Si vous êtes né entre 1964 et 1968, une nouvelle inattendue pourrait bien bousculer vos projets de retraite. Une décision politique récente donne un sérieux coup de frein à la réforme Borne et modifie concrètement votre calendrier de départ. Explications claires et utiles pour mieux comprendre ce que ça change pour vous.
Une réforme suspendue jusqu’en 2028 : le cœur du changement
Le 12 novembre 2025, l’Assemblée nationale a voté la suspension de la réforme des retraites. Cette décision gèle tout relèvement de l’âge légal de départ et de la durée de cotisation jusqu’en janvier 2028.
Concrètement, cela veut dire que les règles ne bougeront plus pour les personnes proches de la retraite. Un répit pour mieux se projeter. Et surtout, un vrai soulagement pour ceux qui pensaient devoir travailler plus longtemps que prévu.
Qui est concerné ? Focus sur les générations 1964 à 1968
Les personnes nées entre 1964 et 1968 sont directement concernées par cette suspension. Voici ce que cela signifie pour chacune :
- Nés en 1964 : âge légal maintenu à 62 ans et 9 mois, avec un total de 170 trimestres requis. Pas de rallongement donc, contrairement à ce qu’annonçait la réforme initiale.
- Nés en 1965 : deux cas possibles. Si vous êtes né entre janvier et mars, vous partez à 62 ans et 9 mois. Si vous êtes né d’avril à décembre, alors l’âge passe à 63 ans.
- Nés en 1966 : départ possible à 63 ans et 3 mois.
- Nés en 1967 : départ repoussé à 63 ans et 6 mois.
- Nés en 1968 : départ à 63 ans et 9 mois.
Chaque génération gagne ainsi un à deux trimestres par rapport à la réforme Borne votée en 2023. Une bouffée d’air pour bon nombre de travailleurs.
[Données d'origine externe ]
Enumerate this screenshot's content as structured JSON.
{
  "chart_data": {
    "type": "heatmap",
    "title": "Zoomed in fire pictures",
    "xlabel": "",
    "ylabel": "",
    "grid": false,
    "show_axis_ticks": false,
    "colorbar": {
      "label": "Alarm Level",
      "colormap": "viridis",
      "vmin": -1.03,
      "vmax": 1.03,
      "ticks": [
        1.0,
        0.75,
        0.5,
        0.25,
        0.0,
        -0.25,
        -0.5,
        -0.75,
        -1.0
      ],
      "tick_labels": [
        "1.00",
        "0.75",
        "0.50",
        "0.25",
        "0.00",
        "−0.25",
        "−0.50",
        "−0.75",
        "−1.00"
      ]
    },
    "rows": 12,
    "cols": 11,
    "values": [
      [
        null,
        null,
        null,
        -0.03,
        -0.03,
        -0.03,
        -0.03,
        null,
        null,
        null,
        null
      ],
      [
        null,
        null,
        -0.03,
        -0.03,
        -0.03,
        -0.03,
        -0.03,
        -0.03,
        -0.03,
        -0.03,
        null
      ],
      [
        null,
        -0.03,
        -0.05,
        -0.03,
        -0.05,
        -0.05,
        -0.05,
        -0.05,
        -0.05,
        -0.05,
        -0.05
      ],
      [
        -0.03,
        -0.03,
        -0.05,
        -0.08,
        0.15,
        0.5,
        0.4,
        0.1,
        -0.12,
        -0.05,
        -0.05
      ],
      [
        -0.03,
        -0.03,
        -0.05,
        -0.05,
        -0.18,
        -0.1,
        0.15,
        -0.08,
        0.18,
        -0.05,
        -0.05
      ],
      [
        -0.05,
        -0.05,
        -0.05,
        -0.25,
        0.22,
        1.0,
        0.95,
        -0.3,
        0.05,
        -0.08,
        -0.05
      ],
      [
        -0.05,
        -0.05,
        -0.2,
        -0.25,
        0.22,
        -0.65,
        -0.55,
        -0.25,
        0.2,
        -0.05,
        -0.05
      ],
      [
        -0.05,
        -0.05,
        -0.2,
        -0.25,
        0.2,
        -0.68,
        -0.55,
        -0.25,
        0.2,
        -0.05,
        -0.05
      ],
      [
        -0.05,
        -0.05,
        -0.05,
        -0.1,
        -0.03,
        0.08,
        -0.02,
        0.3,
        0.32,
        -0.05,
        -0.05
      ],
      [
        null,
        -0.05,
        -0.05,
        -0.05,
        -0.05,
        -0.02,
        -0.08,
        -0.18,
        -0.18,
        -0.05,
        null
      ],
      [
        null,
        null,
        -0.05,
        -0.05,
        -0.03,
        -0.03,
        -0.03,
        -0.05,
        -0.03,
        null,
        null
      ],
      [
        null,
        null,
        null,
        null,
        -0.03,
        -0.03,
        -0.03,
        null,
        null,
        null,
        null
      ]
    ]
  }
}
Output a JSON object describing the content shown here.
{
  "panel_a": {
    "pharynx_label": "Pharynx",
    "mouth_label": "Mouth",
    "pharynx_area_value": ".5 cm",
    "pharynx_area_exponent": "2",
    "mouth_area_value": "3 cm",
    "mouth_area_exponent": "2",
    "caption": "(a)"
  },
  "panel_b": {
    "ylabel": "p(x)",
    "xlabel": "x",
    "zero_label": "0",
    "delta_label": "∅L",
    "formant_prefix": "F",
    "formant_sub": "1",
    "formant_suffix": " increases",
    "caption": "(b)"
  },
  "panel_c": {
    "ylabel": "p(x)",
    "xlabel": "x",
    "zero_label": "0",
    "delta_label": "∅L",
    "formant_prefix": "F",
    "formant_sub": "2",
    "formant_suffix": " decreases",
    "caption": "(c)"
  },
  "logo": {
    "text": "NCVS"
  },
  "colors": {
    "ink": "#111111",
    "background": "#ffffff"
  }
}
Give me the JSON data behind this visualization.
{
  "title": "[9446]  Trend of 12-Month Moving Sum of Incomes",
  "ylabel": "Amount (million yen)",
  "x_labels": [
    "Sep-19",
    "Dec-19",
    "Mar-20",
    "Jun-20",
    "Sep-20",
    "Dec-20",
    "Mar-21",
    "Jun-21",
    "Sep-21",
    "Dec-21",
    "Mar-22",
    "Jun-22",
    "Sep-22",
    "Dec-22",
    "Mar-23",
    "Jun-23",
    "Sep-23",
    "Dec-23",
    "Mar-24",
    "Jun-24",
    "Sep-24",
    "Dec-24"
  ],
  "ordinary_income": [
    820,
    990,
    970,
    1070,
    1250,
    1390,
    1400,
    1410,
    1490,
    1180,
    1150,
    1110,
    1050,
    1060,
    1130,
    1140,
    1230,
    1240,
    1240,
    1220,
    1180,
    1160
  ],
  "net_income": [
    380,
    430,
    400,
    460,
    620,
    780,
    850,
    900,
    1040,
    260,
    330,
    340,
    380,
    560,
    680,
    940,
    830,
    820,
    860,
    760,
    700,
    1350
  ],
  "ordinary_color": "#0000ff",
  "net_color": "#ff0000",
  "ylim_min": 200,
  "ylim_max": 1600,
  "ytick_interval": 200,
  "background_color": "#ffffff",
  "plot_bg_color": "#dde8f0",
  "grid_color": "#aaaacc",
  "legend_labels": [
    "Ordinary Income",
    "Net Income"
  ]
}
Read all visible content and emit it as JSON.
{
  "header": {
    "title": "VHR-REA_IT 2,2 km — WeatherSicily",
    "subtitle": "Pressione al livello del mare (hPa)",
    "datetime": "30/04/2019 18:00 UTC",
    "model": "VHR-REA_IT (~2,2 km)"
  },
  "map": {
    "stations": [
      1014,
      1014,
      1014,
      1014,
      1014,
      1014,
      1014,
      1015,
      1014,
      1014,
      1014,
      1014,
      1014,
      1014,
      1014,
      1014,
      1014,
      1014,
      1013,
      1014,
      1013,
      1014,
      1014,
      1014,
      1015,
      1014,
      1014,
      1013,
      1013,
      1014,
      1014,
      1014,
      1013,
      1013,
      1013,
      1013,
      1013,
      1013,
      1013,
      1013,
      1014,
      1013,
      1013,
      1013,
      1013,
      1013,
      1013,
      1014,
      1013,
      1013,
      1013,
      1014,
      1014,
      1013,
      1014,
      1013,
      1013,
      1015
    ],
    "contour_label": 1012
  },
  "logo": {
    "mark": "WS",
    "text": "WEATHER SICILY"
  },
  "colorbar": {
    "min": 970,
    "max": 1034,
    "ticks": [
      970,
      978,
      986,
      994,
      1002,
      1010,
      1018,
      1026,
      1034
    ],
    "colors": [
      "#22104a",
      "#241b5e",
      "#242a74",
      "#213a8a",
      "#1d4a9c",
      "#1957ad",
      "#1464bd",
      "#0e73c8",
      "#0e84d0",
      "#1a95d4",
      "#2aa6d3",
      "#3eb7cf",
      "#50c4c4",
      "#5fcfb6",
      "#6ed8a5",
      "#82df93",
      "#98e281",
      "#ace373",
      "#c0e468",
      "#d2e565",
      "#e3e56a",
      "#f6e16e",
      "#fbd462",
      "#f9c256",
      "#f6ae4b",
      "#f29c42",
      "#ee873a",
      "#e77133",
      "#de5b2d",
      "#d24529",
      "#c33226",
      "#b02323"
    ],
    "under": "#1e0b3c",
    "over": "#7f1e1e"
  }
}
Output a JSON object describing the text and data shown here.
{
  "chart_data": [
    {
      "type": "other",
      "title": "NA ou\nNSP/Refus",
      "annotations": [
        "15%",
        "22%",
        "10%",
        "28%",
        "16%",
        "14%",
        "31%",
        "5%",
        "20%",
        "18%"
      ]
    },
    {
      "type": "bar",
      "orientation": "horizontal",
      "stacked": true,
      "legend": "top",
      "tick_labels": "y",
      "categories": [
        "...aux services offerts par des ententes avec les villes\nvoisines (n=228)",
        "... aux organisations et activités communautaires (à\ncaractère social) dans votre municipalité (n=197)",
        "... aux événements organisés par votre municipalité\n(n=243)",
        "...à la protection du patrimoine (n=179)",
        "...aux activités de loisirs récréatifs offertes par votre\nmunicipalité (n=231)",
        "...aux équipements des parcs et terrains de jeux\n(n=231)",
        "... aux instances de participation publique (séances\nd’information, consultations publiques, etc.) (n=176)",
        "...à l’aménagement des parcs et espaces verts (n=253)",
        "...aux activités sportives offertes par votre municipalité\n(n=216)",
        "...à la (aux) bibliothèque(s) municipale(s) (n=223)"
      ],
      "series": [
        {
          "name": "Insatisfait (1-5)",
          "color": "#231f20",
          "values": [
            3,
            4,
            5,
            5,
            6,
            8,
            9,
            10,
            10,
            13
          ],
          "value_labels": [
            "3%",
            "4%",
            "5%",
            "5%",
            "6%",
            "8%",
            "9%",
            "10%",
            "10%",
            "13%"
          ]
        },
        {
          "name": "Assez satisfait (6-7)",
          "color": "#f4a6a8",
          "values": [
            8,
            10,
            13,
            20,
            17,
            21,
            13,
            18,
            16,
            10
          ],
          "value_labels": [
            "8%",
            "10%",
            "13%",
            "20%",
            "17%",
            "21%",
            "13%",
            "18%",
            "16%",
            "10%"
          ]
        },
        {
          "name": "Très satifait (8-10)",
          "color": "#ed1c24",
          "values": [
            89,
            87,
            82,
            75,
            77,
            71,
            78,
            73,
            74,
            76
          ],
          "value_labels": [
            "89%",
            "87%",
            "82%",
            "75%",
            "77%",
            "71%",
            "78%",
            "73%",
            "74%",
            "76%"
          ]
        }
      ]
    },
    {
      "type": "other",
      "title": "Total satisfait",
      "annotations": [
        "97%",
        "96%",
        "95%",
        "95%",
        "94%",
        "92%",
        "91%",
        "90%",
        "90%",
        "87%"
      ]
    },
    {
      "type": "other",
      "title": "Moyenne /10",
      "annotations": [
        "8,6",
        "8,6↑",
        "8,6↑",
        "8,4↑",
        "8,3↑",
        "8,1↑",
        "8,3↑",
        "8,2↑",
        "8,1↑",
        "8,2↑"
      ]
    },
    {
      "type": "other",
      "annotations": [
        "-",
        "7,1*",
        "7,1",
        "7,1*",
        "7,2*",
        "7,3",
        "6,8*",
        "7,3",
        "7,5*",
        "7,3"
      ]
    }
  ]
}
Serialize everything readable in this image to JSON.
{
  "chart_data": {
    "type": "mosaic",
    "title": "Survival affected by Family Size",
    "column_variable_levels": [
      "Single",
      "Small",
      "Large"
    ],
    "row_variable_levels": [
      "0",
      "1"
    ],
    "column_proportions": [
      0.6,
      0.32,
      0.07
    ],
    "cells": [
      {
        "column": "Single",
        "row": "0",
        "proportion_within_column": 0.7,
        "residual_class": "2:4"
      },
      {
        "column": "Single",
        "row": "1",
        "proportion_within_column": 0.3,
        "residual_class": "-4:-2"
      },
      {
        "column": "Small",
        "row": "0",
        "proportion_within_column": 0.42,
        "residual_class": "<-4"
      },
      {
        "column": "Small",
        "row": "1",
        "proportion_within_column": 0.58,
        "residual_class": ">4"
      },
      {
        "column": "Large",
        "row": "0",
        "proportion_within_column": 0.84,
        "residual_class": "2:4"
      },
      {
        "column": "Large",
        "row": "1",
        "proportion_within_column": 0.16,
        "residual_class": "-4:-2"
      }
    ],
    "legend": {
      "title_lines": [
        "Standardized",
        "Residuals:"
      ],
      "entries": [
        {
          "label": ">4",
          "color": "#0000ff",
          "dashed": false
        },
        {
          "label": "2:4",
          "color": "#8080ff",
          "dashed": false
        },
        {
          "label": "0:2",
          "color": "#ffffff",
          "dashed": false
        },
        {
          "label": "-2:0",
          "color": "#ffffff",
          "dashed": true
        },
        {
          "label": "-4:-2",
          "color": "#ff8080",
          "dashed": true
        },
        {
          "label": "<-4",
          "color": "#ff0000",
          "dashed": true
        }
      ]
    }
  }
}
Un vrai impact sur vos projets de vie
Pour certaines personnes, comme Michel Durand, menuisier à Rennes, cette reforme a tout changé. À 60 ans, il envisageait déjà trois mois de travail en plus. Désormais, il peut anticiper la transmission de son atelier sans sacrifier un trimestre supplémentaire.
Au-delà de l’émotion, l’impact est aussi concret sur le budget, les projets familiaux, ou simplement la qualité de vie. Moins de trimestres, c’est plus de temps pour profiter de sa retraite.
Comment profiter de cette période de transition ?
Ce moratoire ouvre une fenêtre stratégique. Vous pouvez :
- Racheter des trimestres manquants avec une meilleure visibilité sur les règles en place.
- Envisager la retraite progressive pour réduire le rythme sans quitter totalement votre emploi.
- Bénéficier de dispositifs adaptés aux carrières longues, avec la possibilité de partir un trimestre plus tôt.
Les dispositifs pour carrières longues et métiers dits “actifs” sont aussi concernés, avec mise en place prévue pour le 1er septembre 2026.
Un débat plus vaste sur la place des seniors
Derrière cette pause législative, c’est toute une réflexion sur le rôle des seniors au travail qui émerge. L’État espère que les entreprises adapteront mieux les fins de carrière : temps partiels choisis, formations valorisant l’expérience, télétravail souple… Autant de pistes encore peu exploitées.
Cette suspension pourrait donc influencer bien plus que les seules feuilles de paie. Elle pourrait changer la façon dont la société perçoit l’âge et la transmission des savoirs.
Rester attentif : 2028, ce n’est pas si loin
Attention toutefois : cette suspension n’est pas définitive. Les règles pourraient évoluer à nouveau à partir de janvier 2028.
Il est donc essentiel de :
- Faire le point régulièrement sur votre situation avec votre caisse de retraite.
- Anticiper les changements potentiels pour ne pas être pris au dépourvu.
- Comparer vos options : partir plus tôt, partir à taux plein, ou adopter une transition en douceur.
Ce moment de répit est une chance pour préparer une retraite dans la sérénité. Mais il faut rester prudent. Car en matière de réforme, une certitude aujourd’hui peut devenir incertitude demain.